New Details Emerge On The Surveillance Technology Used To Hunt Osama Bin Laden
All the technology in the world doesn't beat a knock on the door.
New documents detail the sophisticated, if only partially successful, surveillance technology used to hunt and kill the most wanted terrorist on earth.
Before the Obama administration sent Navy SEALS to raid the Abbottabad, Pakistan, compound, where Osama bin Laden was hiding, assorted government agencies deployed technologies such as stealth drones; satellites that took high-res and infrared images of the compound from space; phone tracking; and a co-opted vaccination program to hunt the mastermind behind the September 11, 2001, attacks, according to documents leaked by former government contractor Edward Snowden.

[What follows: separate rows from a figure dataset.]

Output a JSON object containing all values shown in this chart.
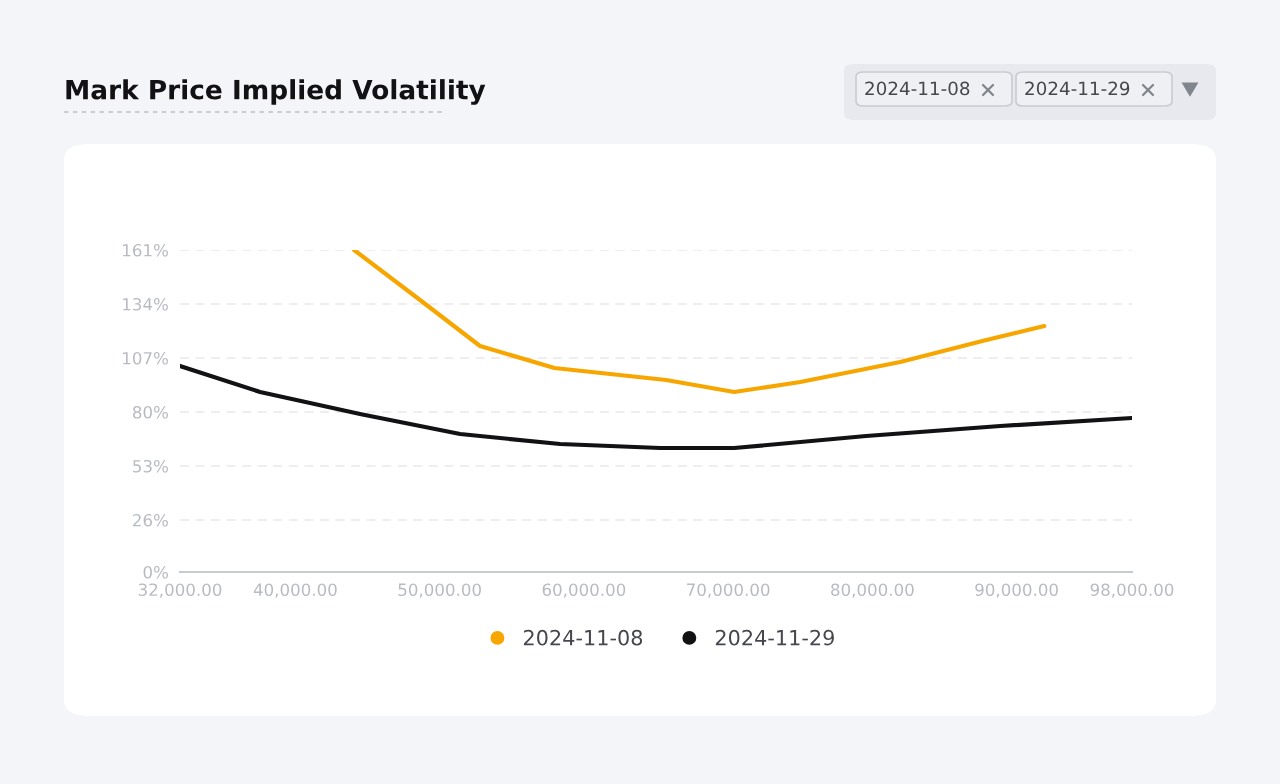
{
  "chart_data": {
    "type": "line",
    "title": "Mark Price Implied Volatility",
    "annotations": [
      "2024-11-08",
      "2024-11-29"
    ],
    "series": [
      {
        "name": "2024-11-08",
        "color": "#f7a600",
        "x": [
          44070,
          48640,
          52800,
          57960,
          65700,
          70420,
          75000,
          81930,
          87900,
          91920
        ],
        "values": [
          161,
          136,
          113,
          102,
          96,
          90,
          95,
          105,
          116,
          123
        ]
      },
      {
        "name": "2024-11-29",
        "color": "#121214",
        "x": [
          32000,
          37550,
          44480,
          51420,
          58350,
          65290,
          70420,
          79570,
          88870,
          98000
        ],
        "values": [
          103,
          90,
          79,
          69,
          64,
          62,
          62,
          68,
          73,
          77
        ]
      }
    ],
    "xlim": [
      32000,
      98000
    ],
    "xticks": [
      {
        "value": 32000,
        "label": "32,000.00"
      },
      {
        "value": 40000,
        "label": "40,000.00"
      },
      {
        "value": 50000,
        "label": "50,000.00"
      },
      {
        "value": 60000,
        "label": "60,000.00"
      },
      {
        "value": 70000,
        "label": "70,000.00"
      },
      {
        "value": 80000,
        "label": "80,000.00"
      },
      {
        "value": 90000,
        "label": "90,000.00"
      },
      {
        "value": 98000,
        "label": "98,000.00"
      }
    ],
    "ylim": [
      0,
      161
    ],
    "yticks": [
      {
        "value": 0,
        "label": "0%"
      },
      {
        "value": 26,
        "label": "26%"
      },
      {
        "value": 53,
        "label": "53%"
      },
      {
        "value": 80,
        "label": "80%"
      },
      {
        "value": 107,
        "label": "107%"
      },
      {
        "value": 134,
        "label": "134%"
      },
      {
        "value": 161,
        "label": "161%"
      }
    ],
    "grid": "y",
    "legend": "bottom",
    "marker": "none",
    "line_style": "solid"
  }
}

Craig Whitlock and Barton Gellman, writing in the Washington Post, discuss the breadth of the surveillance techniques used:
… [T]he U.S. government employed virtually every tool in its enormous surveillance apparatus to locate bin Laden. For more than a decade, bin Laden had stymied all efforts to find him by making certain he did not leave a direct electronic trail. He steadfastly avoided phones and e-mail, relying on face-to-face communications with a few couriers and middlemen.
So U.S. intelligence tried to get creative:
In addition to the satellites, the government flew an advanced stealth drone, the RQ-170, over Pakistan to eavesdrop on electronic transmissions. The CIA also recruited a Pakistani doctor and other public health workers to try to obtain blood samples from people living in the Abbottabad compound as part of a vaccination program to determine whether the residents might be related to bin Laden.
Despite all the advanced technology used in the hunt, intelligence officials only estimated a “40 percent to 60 percent” chance that bin Laden was at the Abbottabad compound. A drone strike or a bombing mission could have destroyed the compound, but it would have left no conclusive evidence that bin Laden had ever been there. Instead, Obama chose to send in Navy SEALs, both to minimize civilian casualties and to confirm that it was, in fact, bin Laden in that compound.
The full article, as well as other details disclosed in a leaked “black budget” from the intelligence community, show how modern technology can track an, ahem, Enemy of the State, but with only like 40 to 60 percent accuracy.